Filmmaker Henry Griffin recommends Hellzapoppin'
This may well be one of the wackiest movies ever made.
1941
"Any similarity between Hellzapoppin' and a motion picture is purely coincidental." --Disclaimer at the opening of Hellzapoppin'
Hellzapoppin' is easily the strangest musical Hollywood ever produced, a self-conscious meta-movie lost on the road between Tristram Shandy and Schizopolis. For one thing, it opens in the projection booth, with the movie about to begin. Then the "real" picture opens with a musical number set in hell, where we meet Ole Olsen and Chic Johnson, the stage comedians whose eponymous, plotless Broadway revue inspired the movie. After a few gags, they storm through the brimstone onto the soundstage of their movie, Hellzapoppin'. They quarrel with the director and writer, who ultimately sell Olsen and Johnson on the idea that their picture, like all pictures, needs a love story. Then we're in a Long Island mansion, for the love story we've just been pitched. Olsen and Johnson wander through the hijinks like a pair of lost Marx brothers, periodically interacting with the filmmakers (conceiving the movie) and the projectionist (exhibiting and manipulating the completed results). If none of this makes any sense, you're starting to get it. But let me tell you about the best part. Slim Gaillard (the jive-talking guitarist famous for "The Flat Foot Floogie") and his partner, bassist Slam Stewart, dressed as deliverymen, stumble upon a cache of musical instruments.
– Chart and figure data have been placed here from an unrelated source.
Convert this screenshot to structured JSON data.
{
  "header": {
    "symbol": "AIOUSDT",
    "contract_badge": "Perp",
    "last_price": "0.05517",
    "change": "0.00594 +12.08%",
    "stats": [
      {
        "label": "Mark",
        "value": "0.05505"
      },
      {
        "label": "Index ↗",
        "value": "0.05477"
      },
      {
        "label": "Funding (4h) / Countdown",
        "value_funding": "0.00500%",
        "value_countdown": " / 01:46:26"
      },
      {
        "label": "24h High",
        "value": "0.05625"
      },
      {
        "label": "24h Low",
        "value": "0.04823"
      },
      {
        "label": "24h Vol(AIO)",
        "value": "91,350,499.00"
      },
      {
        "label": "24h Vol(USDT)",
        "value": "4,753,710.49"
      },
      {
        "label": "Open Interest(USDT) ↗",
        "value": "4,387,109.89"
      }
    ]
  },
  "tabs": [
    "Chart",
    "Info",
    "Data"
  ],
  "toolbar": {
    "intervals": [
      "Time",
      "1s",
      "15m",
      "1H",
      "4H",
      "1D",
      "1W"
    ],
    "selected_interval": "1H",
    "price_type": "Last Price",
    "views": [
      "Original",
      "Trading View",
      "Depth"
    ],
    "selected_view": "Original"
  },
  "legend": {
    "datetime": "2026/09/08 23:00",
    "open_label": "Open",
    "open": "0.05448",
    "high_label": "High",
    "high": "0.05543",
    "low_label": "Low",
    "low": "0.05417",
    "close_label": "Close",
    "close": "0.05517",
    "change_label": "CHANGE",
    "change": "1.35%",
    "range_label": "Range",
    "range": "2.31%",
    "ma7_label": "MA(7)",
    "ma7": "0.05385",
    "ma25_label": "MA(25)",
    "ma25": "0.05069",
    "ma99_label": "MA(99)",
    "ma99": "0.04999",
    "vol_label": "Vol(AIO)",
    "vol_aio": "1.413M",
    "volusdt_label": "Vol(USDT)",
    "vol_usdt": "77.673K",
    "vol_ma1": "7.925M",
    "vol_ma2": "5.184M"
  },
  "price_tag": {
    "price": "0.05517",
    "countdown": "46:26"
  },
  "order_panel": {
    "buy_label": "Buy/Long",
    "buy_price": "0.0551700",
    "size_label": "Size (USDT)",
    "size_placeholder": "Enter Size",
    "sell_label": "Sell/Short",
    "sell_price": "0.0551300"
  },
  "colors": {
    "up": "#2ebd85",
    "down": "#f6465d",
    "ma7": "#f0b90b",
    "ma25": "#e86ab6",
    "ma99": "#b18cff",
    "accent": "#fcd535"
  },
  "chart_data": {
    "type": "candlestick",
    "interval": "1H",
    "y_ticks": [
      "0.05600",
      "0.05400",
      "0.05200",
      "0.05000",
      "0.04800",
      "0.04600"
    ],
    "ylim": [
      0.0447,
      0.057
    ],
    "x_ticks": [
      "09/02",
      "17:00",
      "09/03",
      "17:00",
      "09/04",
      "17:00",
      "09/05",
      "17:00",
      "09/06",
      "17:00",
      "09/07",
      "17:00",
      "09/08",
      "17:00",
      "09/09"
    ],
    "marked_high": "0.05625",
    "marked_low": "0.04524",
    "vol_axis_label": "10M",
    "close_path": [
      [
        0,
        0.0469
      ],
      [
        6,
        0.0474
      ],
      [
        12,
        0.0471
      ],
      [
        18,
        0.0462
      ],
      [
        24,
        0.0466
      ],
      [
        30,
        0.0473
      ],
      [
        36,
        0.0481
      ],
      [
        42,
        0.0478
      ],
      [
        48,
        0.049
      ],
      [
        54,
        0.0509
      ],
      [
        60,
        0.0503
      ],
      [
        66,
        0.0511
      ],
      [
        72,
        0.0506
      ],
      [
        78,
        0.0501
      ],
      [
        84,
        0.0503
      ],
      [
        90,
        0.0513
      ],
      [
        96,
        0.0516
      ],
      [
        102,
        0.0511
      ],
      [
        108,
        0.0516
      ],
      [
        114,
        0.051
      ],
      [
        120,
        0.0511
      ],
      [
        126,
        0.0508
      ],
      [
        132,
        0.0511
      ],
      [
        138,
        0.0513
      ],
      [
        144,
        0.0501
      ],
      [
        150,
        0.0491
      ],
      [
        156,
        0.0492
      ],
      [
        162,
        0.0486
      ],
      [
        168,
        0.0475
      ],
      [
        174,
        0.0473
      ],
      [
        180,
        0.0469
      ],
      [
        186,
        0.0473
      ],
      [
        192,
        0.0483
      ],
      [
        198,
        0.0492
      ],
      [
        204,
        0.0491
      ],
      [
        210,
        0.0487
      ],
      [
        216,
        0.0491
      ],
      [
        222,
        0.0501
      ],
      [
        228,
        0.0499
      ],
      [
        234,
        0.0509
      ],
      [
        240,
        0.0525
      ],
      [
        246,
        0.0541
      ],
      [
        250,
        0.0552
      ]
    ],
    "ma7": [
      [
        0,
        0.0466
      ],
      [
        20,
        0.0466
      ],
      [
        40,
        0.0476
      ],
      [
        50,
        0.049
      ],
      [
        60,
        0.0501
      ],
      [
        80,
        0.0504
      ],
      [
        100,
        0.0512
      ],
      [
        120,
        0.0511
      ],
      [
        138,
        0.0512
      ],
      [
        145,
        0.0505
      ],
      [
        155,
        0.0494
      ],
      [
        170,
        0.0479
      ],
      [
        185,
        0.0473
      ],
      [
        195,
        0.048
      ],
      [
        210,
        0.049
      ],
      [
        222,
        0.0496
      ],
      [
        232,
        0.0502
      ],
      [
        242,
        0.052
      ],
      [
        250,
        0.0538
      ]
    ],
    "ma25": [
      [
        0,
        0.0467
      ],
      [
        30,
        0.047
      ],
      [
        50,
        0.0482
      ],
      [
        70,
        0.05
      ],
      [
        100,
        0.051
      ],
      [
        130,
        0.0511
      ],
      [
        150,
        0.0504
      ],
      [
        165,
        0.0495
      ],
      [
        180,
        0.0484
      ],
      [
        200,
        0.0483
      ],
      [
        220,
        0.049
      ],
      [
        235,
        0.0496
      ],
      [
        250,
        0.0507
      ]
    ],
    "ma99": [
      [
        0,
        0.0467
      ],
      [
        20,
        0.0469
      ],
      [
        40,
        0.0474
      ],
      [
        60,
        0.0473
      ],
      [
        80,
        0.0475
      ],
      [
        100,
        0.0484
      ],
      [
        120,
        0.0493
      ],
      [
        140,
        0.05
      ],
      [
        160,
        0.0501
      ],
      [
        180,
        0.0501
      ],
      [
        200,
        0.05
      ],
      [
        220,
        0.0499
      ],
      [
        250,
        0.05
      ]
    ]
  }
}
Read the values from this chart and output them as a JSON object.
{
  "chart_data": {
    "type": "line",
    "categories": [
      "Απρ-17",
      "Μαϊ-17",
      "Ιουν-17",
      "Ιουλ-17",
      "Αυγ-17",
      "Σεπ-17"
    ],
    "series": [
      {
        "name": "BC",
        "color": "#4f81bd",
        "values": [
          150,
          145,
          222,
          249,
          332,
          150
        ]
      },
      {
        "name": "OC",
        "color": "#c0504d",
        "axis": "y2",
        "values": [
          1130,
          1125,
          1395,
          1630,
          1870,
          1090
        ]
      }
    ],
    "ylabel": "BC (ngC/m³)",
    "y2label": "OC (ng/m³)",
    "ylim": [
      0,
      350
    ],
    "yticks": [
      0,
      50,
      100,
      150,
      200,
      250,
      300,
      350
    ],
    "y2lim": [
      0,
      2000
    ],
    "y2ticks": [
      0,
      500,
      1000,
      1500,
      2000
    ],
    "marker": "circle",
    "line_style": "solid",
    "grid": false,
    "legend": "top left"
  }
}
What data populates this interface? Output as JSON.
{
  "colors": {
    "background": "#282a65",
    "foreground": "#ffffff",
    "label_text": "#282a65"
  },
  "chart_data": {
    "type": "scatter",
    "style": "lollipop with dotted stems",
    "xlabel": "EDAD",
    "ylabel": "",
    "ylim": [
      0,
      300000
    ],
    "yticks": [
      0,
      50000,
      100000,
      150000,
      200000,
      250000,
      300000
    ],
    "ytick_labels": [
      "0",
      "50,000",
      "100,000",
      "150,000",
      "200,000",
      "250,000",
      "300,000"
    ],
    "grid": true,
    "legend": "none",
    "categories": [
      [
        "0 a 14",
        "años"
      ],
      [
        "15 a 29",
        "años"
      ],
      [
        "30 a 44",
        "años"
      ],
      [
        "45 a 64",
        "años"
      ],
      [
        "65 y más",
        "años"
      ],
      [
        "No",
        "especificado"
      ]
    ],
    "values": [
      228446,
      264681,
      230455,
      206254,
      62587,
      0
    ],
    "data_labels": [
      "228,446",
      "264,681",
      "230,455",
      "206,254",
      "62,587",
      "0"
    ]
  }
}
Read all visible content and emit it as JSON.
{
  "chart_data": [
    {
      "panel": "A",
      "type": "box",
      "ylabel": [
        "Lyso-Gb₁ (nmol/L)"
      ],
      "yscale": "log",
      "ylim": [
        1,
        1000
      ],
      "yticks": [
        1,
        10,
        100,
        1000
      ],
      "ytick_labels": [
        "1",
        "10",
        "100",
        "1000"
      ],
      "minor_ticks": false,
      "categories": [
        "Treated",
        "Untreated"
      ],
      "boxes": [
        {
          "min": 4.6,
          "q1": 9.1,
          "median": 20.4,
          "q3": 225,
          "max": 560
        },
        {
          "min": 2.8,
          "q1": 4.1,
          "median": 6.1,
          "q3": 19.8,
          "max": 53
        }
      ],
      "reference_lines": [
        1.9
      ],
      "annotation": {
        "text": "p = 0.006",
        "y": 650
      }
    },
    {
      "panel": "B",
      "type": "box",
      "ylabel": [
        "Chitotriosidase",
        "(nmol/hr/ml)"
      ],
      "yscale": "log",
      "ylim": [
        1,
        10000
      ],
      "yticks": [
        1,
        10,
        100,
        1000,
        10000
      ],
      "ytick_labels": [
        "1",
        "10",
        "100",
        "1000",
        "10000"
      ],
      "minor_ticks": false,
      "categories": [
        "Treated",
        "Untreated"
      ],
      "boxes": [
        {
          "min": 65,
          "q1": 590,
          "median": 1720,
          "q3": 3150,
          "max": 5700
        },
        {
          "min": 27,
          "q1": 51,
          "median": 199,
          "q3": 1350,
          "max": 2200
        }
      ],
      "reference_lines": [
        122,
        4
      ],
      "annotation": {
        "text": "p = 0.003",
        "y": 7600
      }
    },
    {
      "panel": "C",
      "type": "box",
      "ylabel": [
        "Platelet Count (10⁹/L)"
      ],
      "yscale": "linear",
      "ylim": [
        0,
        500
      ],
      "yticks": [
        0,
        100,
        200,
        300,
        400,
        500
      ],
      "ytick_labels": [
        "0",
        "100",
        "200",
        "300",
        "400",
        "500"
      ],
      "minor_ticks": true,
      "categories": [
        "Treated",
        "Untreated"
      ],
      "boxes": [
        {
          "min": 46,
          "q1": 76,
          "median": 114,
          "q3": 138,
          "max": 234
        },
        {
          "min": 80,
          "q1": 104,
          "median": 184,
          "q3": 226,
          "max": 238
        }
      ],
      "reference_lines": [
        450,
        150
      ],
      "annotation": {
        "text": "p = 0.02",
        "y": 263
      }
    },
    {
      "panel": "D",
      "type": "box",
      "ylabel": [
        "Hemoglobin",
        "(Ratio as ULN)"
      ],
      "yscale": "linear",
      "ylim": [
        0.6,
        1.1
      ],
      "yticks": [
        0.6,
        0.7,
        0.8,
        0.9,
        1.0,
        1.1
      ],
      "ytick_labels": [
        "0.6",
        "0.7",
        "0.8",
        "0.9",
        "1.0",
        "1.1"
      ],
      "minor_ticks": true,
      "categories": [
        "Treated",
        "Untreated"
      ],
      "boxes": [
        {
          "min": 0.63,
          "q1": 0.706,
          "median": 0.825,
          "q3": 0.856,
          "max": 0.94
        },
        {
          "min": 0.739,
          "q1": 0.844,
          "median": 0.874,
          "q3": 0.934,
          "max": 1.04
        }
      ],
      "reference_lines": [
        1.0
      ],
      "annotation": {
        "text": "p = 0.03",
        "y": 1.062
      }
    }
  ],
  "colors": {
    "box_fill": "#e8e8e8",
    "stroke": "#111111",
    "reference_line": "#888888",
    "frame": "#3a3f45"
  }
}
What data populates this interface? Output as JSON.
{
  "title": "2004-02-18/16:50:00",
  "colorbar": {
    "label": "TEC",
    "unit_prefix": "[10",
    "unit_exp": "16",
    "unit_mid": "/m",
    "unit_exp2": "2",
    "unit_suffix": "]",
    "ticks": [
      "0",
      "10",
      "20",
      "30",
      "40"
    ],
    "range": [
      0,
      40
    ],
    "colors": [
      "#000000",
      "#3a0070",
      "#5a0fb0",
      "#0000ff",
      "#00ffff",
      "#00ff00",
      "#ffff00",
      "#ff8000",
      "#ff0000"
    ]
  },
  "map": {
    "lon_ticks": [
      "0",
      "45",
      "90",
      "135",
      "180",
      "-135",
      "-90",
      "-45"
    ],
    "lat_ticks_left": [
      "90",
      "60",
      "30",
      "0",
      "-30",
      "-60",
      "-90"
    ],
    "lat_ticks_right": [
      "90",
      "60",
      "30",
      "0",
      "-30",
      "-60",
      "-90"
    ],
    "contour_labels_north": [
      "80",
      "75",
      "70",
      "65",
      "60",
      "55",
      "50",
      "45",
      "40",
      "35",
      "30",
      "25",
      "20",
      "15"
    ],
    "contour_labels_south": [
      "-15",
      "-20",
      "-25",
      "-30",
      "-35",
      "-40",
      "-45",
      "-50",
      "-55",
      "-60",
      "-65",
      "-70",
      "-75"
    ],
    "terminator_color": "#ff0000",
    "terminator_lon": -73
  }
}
Slim plays the piano with the back of his fingers (one of his old vaudeville tricks; he could also play the guitar and tap-dance simultaneously), attracting jazz musicians from around the mansion, who pick up the other instruments and jam. They strike up a number that attracts the Harlem Congeroo Dancers (dressed like the help), who exploit the Lindy Hop for all it's worth. Suffice to say, it's the most breathtaking, gravity-defying musical number I've ever seen. I'd take it over Seven Brides for Seven Brothers, over the Nicholas Brothers in Stormy Weather, you name it. Hands down.
Henry Griffin is a screenwriter and filmmaker in New Orleans. His films include Mutiny, Tortured by Joy, Flip Mavens, and The Flavor of Plaid. He is currently artist-in-residence at the University of New Orleans.